After three months we filmed her again. Her condition had deteriorated so much that her appearance was a very powerful statement about how bad AIDS could be. Nevertheless, in the commentary we said that we were not going to talk about the horror of the disease, but would use the example of the woman to give us hope. Our message was that few people are born with AIDS and that everyone can take action to avoid it-but only if they know what to do. The young woman, and all the other people with AIDS, had not been told about the disease. People can die from ignorance.
We had to be very careful about the language we used. We do not have many words for sexual intercourse, and the phrase "love carefully" does not specifically communicate that it is the act of penetration that exposes one to AIDS. We found it best to go step by step, starting with phrases such as "love carefully" and then becoming more explicit, explaining that by "love" we meant penetration, not just holding hands or stroking someone's head. We had to be explicit enough that people would understand that they should not make love without a condom, but not so explicit that they would reject the message.
Using the video
We had planned to produce about thirty copies of the video recording to ensure that all the key decision-makers could keep one at home for a couple of weeks. We hoped they might invite a few of their friends to view it and so produce an immediate spin-off. We intended to take the copy back after a few weeks and pass it to someone else. In the end, we did not have enough money to make the number of copies we required; we could only make a few.

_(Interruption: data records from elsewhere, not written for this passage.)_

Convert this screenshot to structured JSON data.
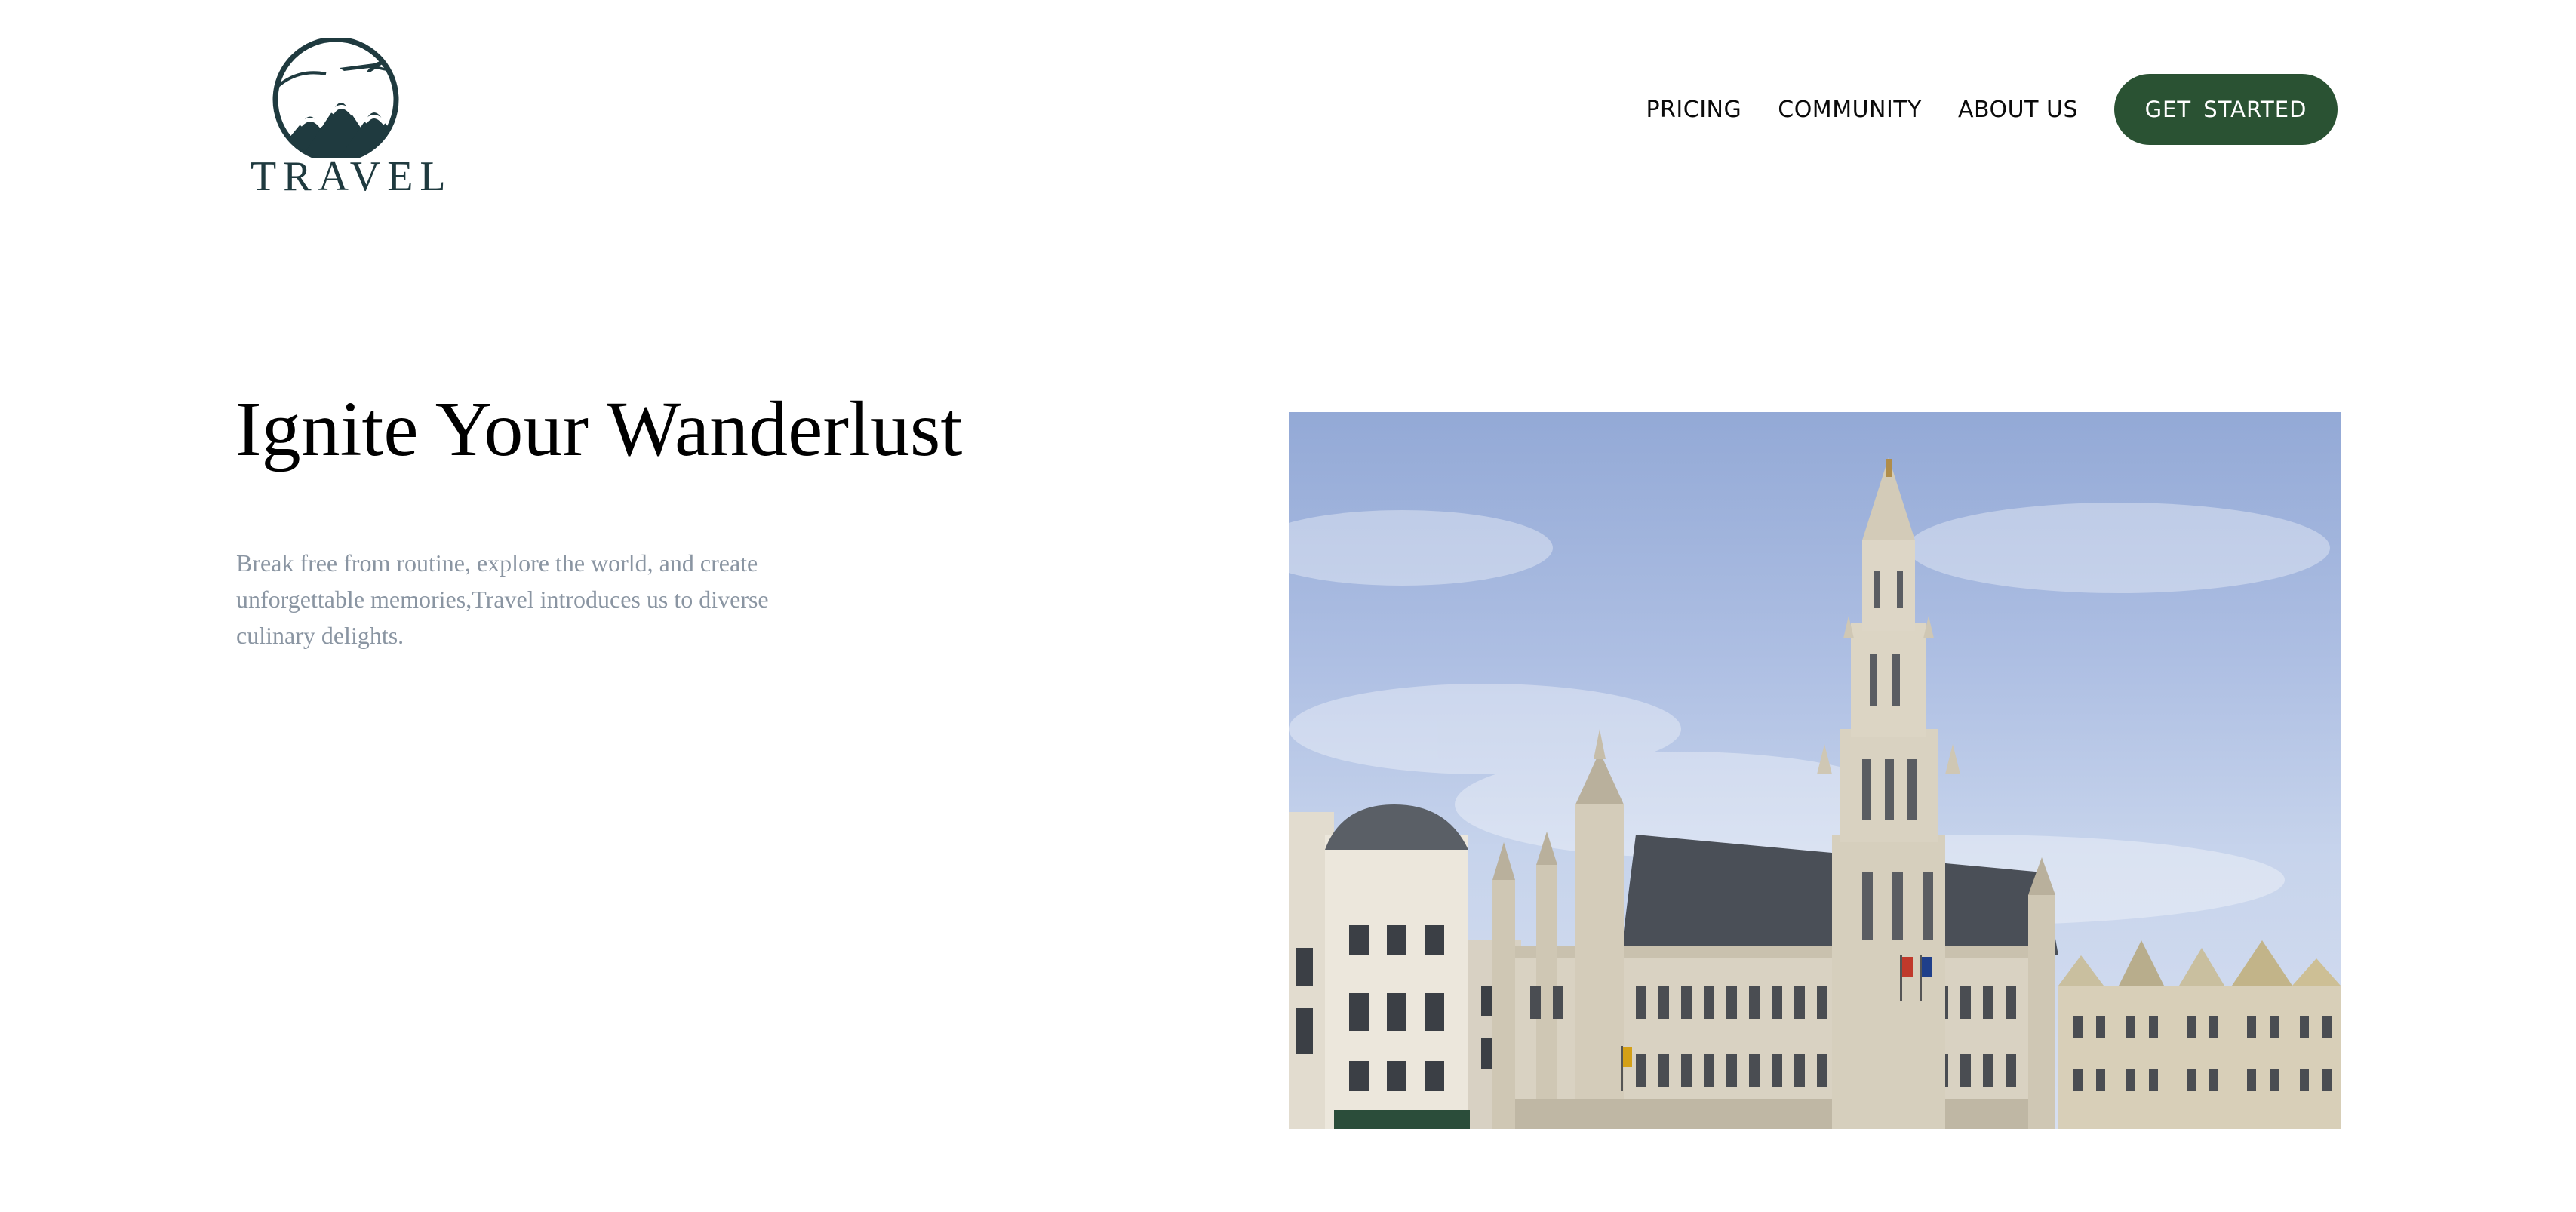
{
  "brand": {
    "name": "TRAVEL",
    "logo_icon": "mountain-airplane-icon",
    "color": "#1f3a3f"
  },
  "nav": {
    "links": [
      {
        "label": "PRICING"
      },
      {
        "label": "COMMUNITY"
      },
      {
        "label": "ABOUT US"
      }
    ],
    "cta_label": "GET  STARTED",
    "cta_color": "#2a5233"
  },
  "hero": {
    "title": "Ignite Your Wanderlust",
    "description": "Break free from routine, explore the world, and create unforgettable memories,Travel introduces us to diverse culinary delights.",
    "description_color": "#8a95a2",
    "image_subject": "gothic-town-hall-photo"
  }
}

Getting copies of the recording to the policy-makers proved to be quite difficult until the Deputy Secretary for Health saw the tape. Her husband was a member of the Campaign Against AIDS Foundation, which had commissioned it, so he had seen it too. She thought it sufficiently important to show it at a Cabinet meeting, and also arranged for the Head of State and other members of the Council to see it.
A short while later the Chairman of the Council of Secretaries issued a statement that the Government was concerned about AIDS and that the only approach to combating it was through health education and communication. The Government would be making resources available and wanted everyone to be involved. A short-term programme was developed, which is still in operation. We now have songs about AIDS, songs about using condoms, and mass media spots that are far franker than anything that was allowed for family planning messages. We can therefore say that to some extent the video helped us achieve our aims.

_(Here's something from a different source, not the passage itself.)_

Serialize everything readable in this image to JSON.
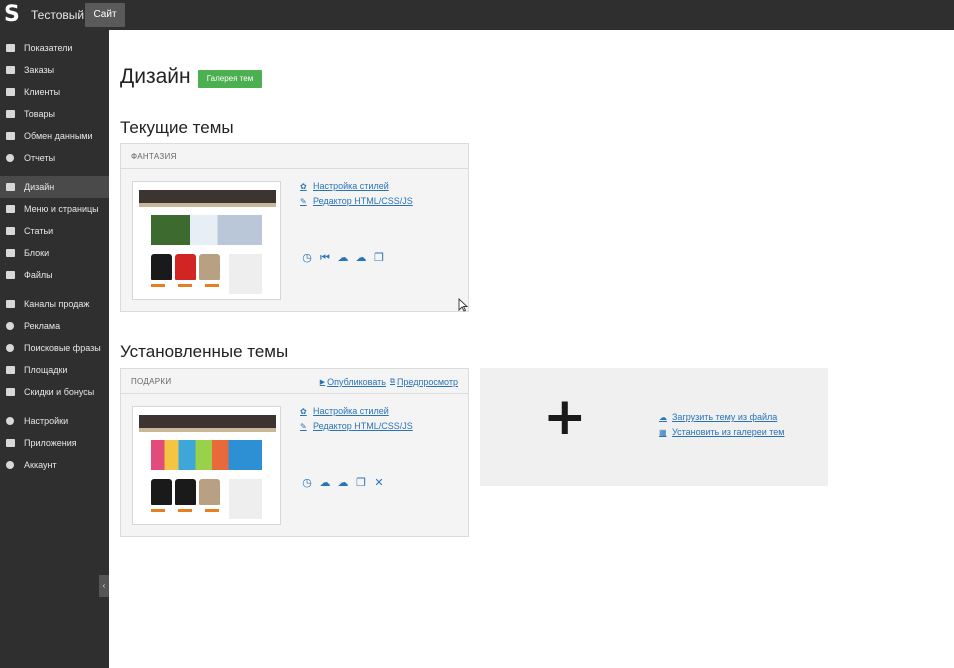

When I meet colleagues from other countries, it seems that they often have problems persuading policy-makers to allow things to happen-to allow advertising billboards to be erected, to allocate funds, and then release them. In any national campaign, the first target audience must be the policy-makers. We reached ours using a video recording, but if I had to start again I would devise a special campaign for this target group. I would also try to be much clearer about what I wanted: do we want policy-makers to grant funds, to say "bravo", or do we want more? Once we are clear about what we want, we can work out the best method of getting it.

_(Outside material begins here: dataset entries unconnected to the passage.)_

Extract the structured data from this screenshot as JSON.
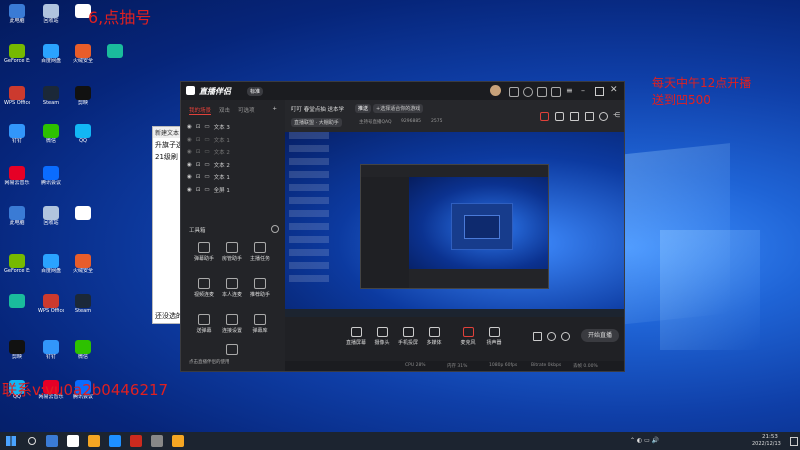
{
  "overlay": {
    "top_left": "6,点抽号",
    "top_right_line1": "每天中午12点开播",
    "top_right_line2": "送到凹500",
    "bottom_left": "联系v:vu0a2b0446217"
  },
  "desktop_icons": [
    {
      "label": "此电脑",
      "color": "#3a7bd5"
    },
    {
      "label": "回收站",
      "color": "#b0c4de"
    },
    {
      "label": "",
      "color": "#ffffff"
    },
    {
      "label": "GeForce Experience",
      "color": "#76b900"
    },
    {
      "label": "百度网盘",
      "color": "#2aa3ff"
    },
    {
      "label": "火绒安全",
      "color": "#e85d2a"
    },
    {
      "label": "",
      "color": "#1abc9c"
    },
    {
      "label": "WPS Office",
      "color": "#cc3a2e"
    },
    {
      "label": "Steam",
      "color": "#1b2838"
    },
    {
      "label": "剪映",
      "color": "#111111"
    },
    {
      "label": "钉钉",
      "color": "#3296fa"
    },
    {
      "label": "微信",
      "color": "#2dc100"
    },
    {
      "label": "QQ",
      "color": "#12b7f5"
    },
    {
      "label": "网易云音乐",
      "color": "#e60026"
    },
    {
      "label": "腾讯会议",
      "color": "#0a6cff"
    }
  ],
  "notepad": {
    "title": "新建文本",
    "line1": "升旗子选",
    "line2": "21级刷",
    "bottom": "还没选的"
  },
  "app": {
    "name": "直播伴侣",
    "badge": "标准",
    "tabs": [
      "我的场景",
      "双击",
      "可选项"
    ],
    "scenes": [
      {
        "label": "文本 3"
      },
      {
        "label": "文本 1"
      },
      {
        "label": "文本 2"
      },
      {
        "label": "文本 2"
      },
      {
        "label": "文本 1"
      },
      {
        "label": "全屏 1"
      }
    ],
    "tools_label": "工具箱",
    "tools": [
      {
        "label": "弹幕助手"
      },
      {
        "label": "房管助手"
      },
      {
        "label": "主播任务"
      },
      {
        "label": "视频连麦"
      },
      {
        "label": "本人连麦"
      },
      {
        "label": "推荐助手"
      },
      {
        "label": "送弹幕"
      },
      {
        "label": "连接设置"
      },
      {
        "label": "弹幕库"
      },
      {
        "label": "",
        "label2": ""
      }
    ],
    "bottom_note": "点击直播伴侣的使用",
    "stream_title": "叮叮 春堂点抽 送本学",
    "tag": "推送",
    "category_btn": "+选择适合你的游戏",
    "room_tag": "直播联盟 · 大棚助手",
    "room_id": "9296885",
    "room_label": "主持号直播QAQ",
    "viewers": "2575",
    "source_buttons": [
      {
        "label": "直播屏幕"
      },
      {
        "label": "摄像头"
      },
      {
        "label": "手机投屏"
      },
      {
        "label": "多媒体"
      },
      {
        "label": "麦克风"
      },
      {
        "label": "扬声器"
      }
    ],
    "start_button": "开始直播",
    "status_items": [
      "CPU 28%",
      "内存 31%",
      "1080p 60fps",
      "Bitrate 0kbps",
      "丢帧 0.00%"
    ]
  },
  "taskbar": {
    "time": "21:53",
    "date": "2022/12/13",
    "icons": [
      "#3a7bd5",
      "#fff",
      "#f5a623",
      "#1e90ff",
      "#cc2a1e",
      "#888",
      "#f5a623"
    ]
  }
}
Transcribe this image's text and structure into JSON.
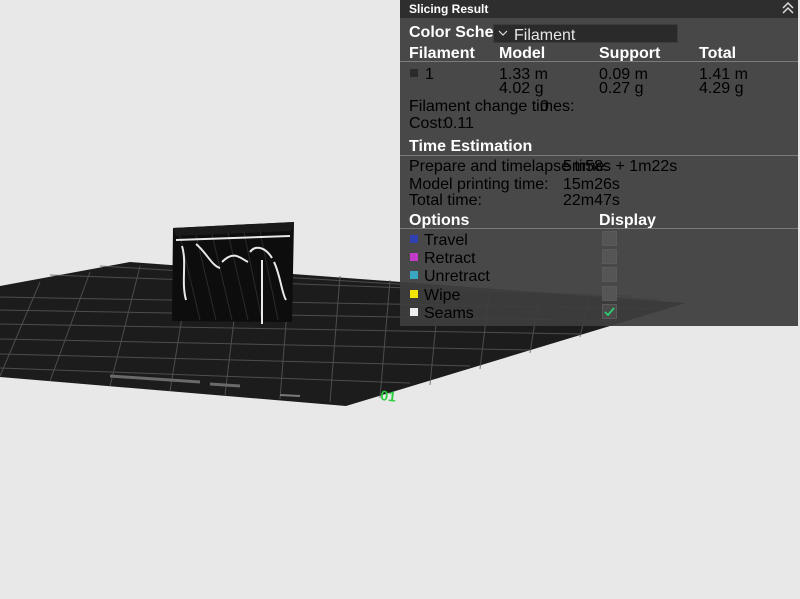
{
  "panel": {
    "title": "Slicing Result",
    "color_scheme_label": "Color Scheme",
    "color_scheme_value": "Filament",
    "table_headers": [
      "Filament",
      "Model",
      "Support",
      "Total"
    ],
    "filament_row": {
      "id": "1",
      "model_length": "1.33 m",
      "model_weight": "4.02 g",
      "support_length": "0.09 m",
      "support_weight": "0.27 g",
      "total_length": "1.41 m",
      "total_weight": "4.29 g",
      "swatch_color": "#2b2b2b"
    },
    "filament_change_label": "Filament change times:",
    "filament_change_value": "0",
    "cost_label": "Cost:",
    "cost_value": "0.11",
    "time_estimation": {
      "title": "Time Estimation",
      "rows": [
        {
          "label": "Prepare and timelapse time:",
          "value": "5m58s + 1m22s"
        },
        {
          "label": "Model printing time:",
          "value": "15m26s"
        },
        {
          "label": "Total time:",
          "value": "22m47s"
        }
      ]
    },
    "options_header": "Options",
    "display_header": "Display",
    "options": [
      {
        "label": "Travel",
        "color": "#2f3fb0",
        "checked": false
      },
      {
        "label": "Retract",
        "color": "#c23ac8",
        "checked": false
      },
      {
        "label": "Unretract",
        "color": "#3aa6c2",
        "checked": false
      },
      {
        "label": "Wipe",
        "color": "#f2e600",
        "checked": false
      },
      {
        "label": "Seams",
        "color": "#eeeeee",
        "checked": true
      }
    ]
  },
  "scene": {
    "bed_color": "#1c1c1c",
    "grid_color": "#5a5a5a",
    "model_color": "#0d0d0d",
    "bed_mark_color": "#2ecc40"
  }
}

I would then build in some continuity and a feedback mechanism. This could be done inexpensively, such as via a one-page quarterly newsletter sent to all the people who had been contacted initially, informing them of the number of new cases, how the situation is developing, what has been done and why, and what will be done next. It is not reasonable to approach policy-makers only once and expect them to be with you forever. As for continuity, it might be useful to create a library of what is being done and make it available for anyone in the government to see at any time.